Today, however, as we pay homage to the 147.9 million Americans who make up the national workforce, it is appropriate to take stock of the economy.
In accepting his party's nomination Thursday at the Republican National Convention, Bush said, "Our economy is growing again and creating jobs."
By contrast, in his nomination acceptance speech last month, Kerry contended that under Bush's watch, 2.6 million jobs have been lost and the ones being created pay less and offer fewer benefits.
Who's right? We hope the Republican and Democratic nominees will use the remaining weeks of the campaign to defend their positions with facts and figures.
Low-paying industries
According to a report by the Associated Press based on Labor Department statistics, the new jobs are concentrated in health care, food service and temporary employment firms, all lower-paying industries. "Temp agencies alone account for about a fifth of all new jobs," the report states. And it quotes Sun Won Sohn, chief economist for Wells Fargo, as saying, "Three in five [new jobs] pay below the national median hourly wage -- $13.53."
The AP story also notes that on a weekly basis, the average wage of $525.84 is at the lowest level since October 2001.
Technology has eliminated many U.S. jobs, as has global competition, particularly from low-wage countries such as China.

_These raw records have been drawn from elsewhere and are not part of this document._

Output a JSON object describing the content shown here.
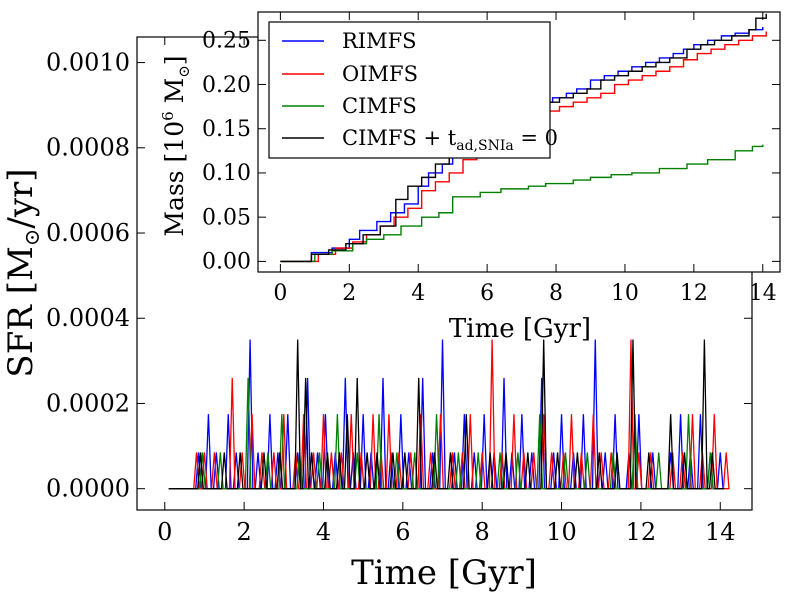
{
  "chart_data": [
    {
      "type": "line",
      "drawstyle": "steps-spikes",
      "title": "",
      "xlabel": "Time [Gyr]",
      "ylabel": "SFR [M☉/yr]",
      "xlim": [
        -0.7,
        14.8
      ],
      "ylim": [
        -5e-05,
        0.00106
      ],
      "xticks": [
        0,
        2,
        4,
        6,
        8,
        10,
        12,
        14
      ],
      "xtick_labels": [
        "0",
        "2",
        "4",
        "6",
        "8",
        "10",
        "12",
        "14"
      ],
      "yticks": [
        0.0,
        0.0002,
        0.0004,
        0.0006,
        0.0008,
        0.001
      ],
      "ytick_labels": [
        "0.0000",
        "0.0002",
        "0.0004",
        "0.0006",
        "0.0008",
        "0.0010"
      ],
      "grid": false,
      "series": [
        {
          "name": "RIMFS",
          "color": "#0000ff",
          "x": [
            0.85,
            1.1,
            1.3,
            1.6,
            1.8,
            2.15,
            2.35,
            2.65,
            2.85,
            3.1,
            3.35,
            3.6,
            3.85,
            4.05,
            4.3,
            4.55,
            4.75,
            5.0,
            5.2,
            5.5,
            5.7,
            5.95,
            6.15,
            6.5,
            6.75,
            7.0,
            7.3,
            7.55,
            7.8,
            8.05,
            8.3,
            8.55,
            8.75,
            9.0,
            9.25,
            9.5,
            9.8,
            10.0,
            10.3,
            10.55,
            10.85,
            11.1,
            11.35,
            11.7,
            11.95,
            12.3,
            12.75,
            13.0,
            13.25,
            13.5,
            13.75,
            14.0
          ],
          "y": [
            8.5e-05,
            0.000175,
            8.5e-05,
            0.000175,
            8.5e-05,
            0.00035,
            8.5e-05,
            0.000175,
            8.5e-05,
            0.000175,
            8.5e-05,
            0.00026,
            8.5e-05,
            0.000175,
            8.5e-05,
            0.00026,
            8.5e-05,
            0.000175,
            8.5e-05,
            0.00026,
            8.5e-05,
            0.000175,
            8.5e-05,
            0.00026,
            8.5e-05,
            0.00035,
            8.5e-05,
            0.000175,
            8.5e-05,
            0.000175,
            8.5e-05,
            0.00026,
            8.5e-05,
            0.000175,
            8.5e-05,
            0.00026,
            8.5e-05,
            0.000175,
            8.5e-05,
            0.000175,
            0.00035,
            8.5e-05,
            0.000175,
            8.5e-05,
            0.000175,
            8.5e-05,
            8.5e-05,
            0.000175,
            8.5e-05,
            0.000175,
            8.5e-05,
            8.5e-05
          ]
        },
        {
          "name": "OIMFS",
          "color": "#ff0000",
          "x": [
            0.8,
            1.0,
            1.25,
            1.7,
            1.95,
            2.2,
            2.45,
            2.75,
            3.0,
            3.3,
            3.5,
            3.75,
            4.0,
            4.2,
            4.45,
            4.7,
            4.95,
            5.25,
            5.45,
            5.65,
            5.9,
            6.2,
            6.45,
            6.7,
            6.95,
            7.25,
            7.5,
            7.7,
            8.0,
            8.25,
            8.5,
            8.8,
            9.05,
            9.3,
            9.55,
            9.75,
            10.05,
            10.25,
            10.5,
            10.8,
            11.0,
            11.25,
            11.75,
            11.95,
            12.25,
            12.8,
            13.05,
            13.3,
            13.55,
            13.85,
            14.15
          ],
          "y": [
            8.5e-05,
            8.5e-05,
            8.5e-05,
            0.00026,
            8.5e-05,
            0.000175,
            8.5e-05,
            8.5e-05,
            0.000175,
            8.5e-05,
            0.000175,
            8.5e-05,
            0.000175,
            8.5e-05,
            8.5e-05,
            0.000175,
            8.5e-05,
            0.000175,
            8.5e-05,
            0.000175,
            8.5e-05,
            8.5e-05,
            0.000175,
            8.5e-05,
            0.000175,
            8.5e-05,
            8.5e-05,
            0.000175,
            8.5e-05,
            0.00035,
            8.5e-05,
            0.000175,
            8.5e-05,
            8.5e-05,
            0.000175,
            8.5e-05,
            8.5e-05,
            0.000175,
            8.5e-05,
            0.000175,
            8.5e-05,
            8.5e-05,
            0.00035,
            8.5e-05,
            8.5e-05,
            8.5e-05,
            8.5e-05,
            0.000175,
            8.5e-05,
            0.000175,
            8.5e-05
          ]
        },
        {
          "name": "CIMFS",
          "color": "#008000",
          "x": [
            0.95,
            1.4,
            2.1,
            2.6,
            2.95,
            3.4,
            3.9,
            4.35,
            4.85,
            5.4,
            5.85,
            6.3,
            6.85,
            7.4,
            7.9,
            8.45,
            8.9,
            9.45,
            10.1,
            10.65,
            11.3,
            11.85,
            12.45,
            13.2,
            13.75
          ],
          "y": [
            8.5e-05,
            8.5e-05,
            0.00026,
            8.5e-05,
            0.000175,
            8.5e-05,
            8.5e-05,
            0.000175,
            8.5e-05,
            0.000175,
            8.5e-05,
            8.5e-05,
            0.000175,
            8.5e-05,
            8.5e-05,
            8.5e-05,
            8.5e-05,
            0.000175,
            8.5e-05,
            8.5e-05,
            8.5e-05,
            0.000175,
            8.5e-05,
            0.000175,
            8.5e-05
          ]
        },
        {
          "name": "CIMFS + t_ad,SNIa = 0",
          "color": "#000000",
          "x": [
            0.9,
            1.5,
            1.9,
            2.5,
            2.9,
            3.35,
            3.55,
            3.7,
            4.1,
            4.4,
            4.6,
            4.85,
            5.1,
            5.35,
            5.75,
            6.05,
            6.4,
            6.8,
            7.2,
            7.6,
            8.2,
            8.6,
            9.15,
            9.55,
            9.9,
            10.4,
            10.95,
            11.4,
            11.8,
            12.2,
            12.75,
            13.1,
            13.6,
            13.8
          ],
          "y": [
            8.5e-05,
            8.5e-05,
            8.5e-05,
            8.5e-05,
            8.5e-05,
            0.00035,
            0.00026,
            8.5e-05,
            8.5e-05,
            8.5e-05,
            0.000175,
            0.00026,
            8.5e-05,
            8.5e-05,
            8.5e-05,
            8.5e-05,
            0.00026,
            8.5e-05,
            8.5e-05,
            0.000175,
            8.5e-05,
            8.5e-05,
            8.5e-05,
            0.00035,
            8.5e-05,
            8.5e-05,
            8.5e-05,
            8.5e-05,
            0.00035,
            8.5e-05,
            0.000175,
            8.5e-05,
            0.00035,
            8.5e-05
          ]
        }
      ]
    },
    {
      "type": "line",
      "drawstyle": "steps",
      "title": "",
      "xlabel": "Time [Gyr]",
      "ylabel": "Mass [10⁶ M☉]",
      "xlim": [
        -0.65,
        14.5
      ],
      "ylim": [
        -0.012,
        0.282
      ],
      "xticks": [
        0,
        2,
        4,
        6,
        8,
        10,
        12,
        14
      ],
      "xtick_labels": [
        "0",
        "2",
        "4",
        "6",
        "8",
        "10",
        "12",
        "14"
      ],
      "yticks": [
        0.0,
        0.05,
        0.1,
        0.15,
        0.2,
        0.25
      ],
      "ytick_labels": [
        "0.00",
        "0.05",
        "0.10",
        "0.15",
        "0.20",
        "0.25"
      ],
      "grid": false,
      "legend": "top-left",
      "series": [
        {
          "name": "RIMFS",
          "color": "#0000ff",
          "x": [
            0,
            0.9,
            1.5,
            2.0,
            2.3,
            2.8,
            3.2,
            3.6,
            4.0,
            4.3,
            4.7,
            5.0,
            5.4,
            5.8,
            6.2,
            6.5,
            6.8,
            7.2,
            7.5,
            7.9,
            8.3,
            8.6,
            9.0,
            9.4,
            9.8,
            10.2,
            10.6,
            11.0,
            11.4,
            11.7,
            12.0,
            12.4,
            12.8,
            13.2,
            13.6,
            14.0
          ],
          "y": [
            0.0,
            0.01,
            0.015,
            0.025,
            0.035,
            0.045,
            0.055,
            0.065,
            0.085,
            0.1,
            0.11,
            0.12,
            0.135,
            0.145,
            0.155,
            0.165,
            0.17,
            0.175,
            0.18,
            0.185,
            0.19,
            0.195,
            0.205,
            0.21,
            0.215,
            0.22,
            0.225,
            0.23,
            0.235,
            0.24,
            0.245,
            0.25,
            0.255,
            0.258,
            0.262,
            0.265
          ]
        },
        {
          "name": "OIMFS",
          "color": "#ff0000",
          "x": [
            0,
            1.1,
            1.6,
            2.1,
            2.5,
            2.9,
            3.3,
            3.7,
            4.1,
            4.5,
            4.9,
            5.3,
            5.7,
            6.1,
            6.5,
            6.9,
            7.3,
            7.7,
            8.1,
            8.5,
            8.9,
            9.3,
            9.7,
            10.1,
            10.5,
            10.9,
            11.3,
            11.7,
            12.1,
            12.5,
            12.9,
            13.3,
            13.7,
            14.1
          ],
          "y": [
            0.0,
            0.008,
            0.015,
            0.022,
            0.03,
            0.04,
            0.05,
            0.06,
            0.08,
            0.09,
            0.1,
            0.115,
            0.13,
            0.14,
            0.15,
            0.16,
            0.165,
            0.17,
            0.175,
            0.18,
            0.185,
            0.19,
            0.2,
            0.205,
            0.21,
            0.215,
            0.22,
            0.228,
            0.235,
            0.24,
            0.245,
            0.25,
            0.255,
            0.26
          ]
        },
        {
          "name": "CIMFS",
          "color": "#008000",
          "x": [
            0,
            1.0,
            1.5,
            2.1,
            2.5,
            3.0,
            3.5,
            4.1,
            4.6,
            5.0,
            5.8,
            6.4,
            7.2,
            7.7,
            8.5,
            9.0,
            9.6,
            10.2,
            11.0,
            11.8,
            12.4,
            13.2,
            13.7,
            14.0
          ],
          "y": [
            0.0,
            0.008,
            0.012,
            0.02,
            0.025,
            0.03,
            0.04,
            0.05,
            0.055,
            0.073,
            0.078,
            0.082,
            0.085,
            0.088,
            0.092,
            0.095,
            0.098,
            0.1,
            0.105,
            0.11,
            0.115,
            0.125,
            0.13,
            0.132
          ]
        },
        {
          "name": "CIMFS + t_ad,SNIa = 0",
          "color": "#000000",
          "x": [
            0,
            0.9,
            1.4,
            1.9,
            2.4,
            2.9,
            3.35,
            3.7,
            4.1,
            4.5,
            4.9,
            5.3,
            5.7,
            6.1,
            6.5,
            6.9,
            7.3,
            7.7,
            8.1,
            8.5,
            8.9,
            9.3,
            9.7,
            10.1,
            10.5,
            10.9,
            11.3,
            11.8,
            12.2,
            12.6,
            13.1,
            13.6,
            13.8,
            14.1
          ],
          "y": [
            0.0,
            0.008,
            0.013,
            0.02,
            0.03,
            0.04,
            0.07,
            0.085,
            0.095,
            0.11,
            0.125,
            0.14,
            0.148,
            0.155,
            0.165,
            0.17,
            0.175,
            0.18,
            0.185,
            0.19,
            0.195,
            0.205,
            0.21,
            0.215,
            0.22,
            0.225,
            0.23,
            0.24,
            0.245,
            0.25,
            0.255,
            0.262,
            0.275,
            0.28
          ]
        }
      ]
    }
  ],
  "legend": {
    "entries": [
      {
        "label": "RIMFS",
        "color": "#0000ff"
      },
      {
        "label": "OIMFS",
        "color": "#ff0000"
      },
      {
        "label": "CIMFS",
        "color": "#008000"
      },
      {
        "label_main": "CIMFS + t",
        "label_sub": "ad,SNIa",
        "label_tail": " = 0",
        "color": "#000000"
      }
    ]
  },
  "ylabel_parts": {
    "outer_pre": "SFR [M",
    "outer_sun": "⊙",
    "outer_post": "/yr]",
    "inset_pre": "Mass [10",
    "inset_exp": "6",
    "inset_mid": " M",
    "inset_sun": "⊙",
    "inset_post": "]"
  }
}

Highly skilled, educated workers in America will thrive as demand rises, Wells Fargo economist Sohn says, while low-skilled jobs will remain vulnerable to outsourcing.
The Mahoning Valley, which still has not fully recovered from the collapse of the steel industry more than 20 years ago, bears the scars of all the changes that are taking place in the workplace. The once booming manufacturing region must now contend with the loss of jobs to low-wage countries and the challenges that abound in changing the structure of the labor force.
President Bush and Sen. Kerry must clearly explain how each one's economic policies will solve the kinds of problems that have plagued regions like the Valley for years.
On Labor Day a year ago, we warned in this space that a new threat was emerging with technical and service jobs being exported.
"We wish we knew the answer to this job-drain problem. But we don't. Nobody does," our editorial stated. "But we do know that government, industry and just plain folks better start talking about this issue and looking for answers before it's too late."
Today, we issue that challenge directly to Bush and Kerry: Tell us in plain language how you intend to stop the job-drain problem.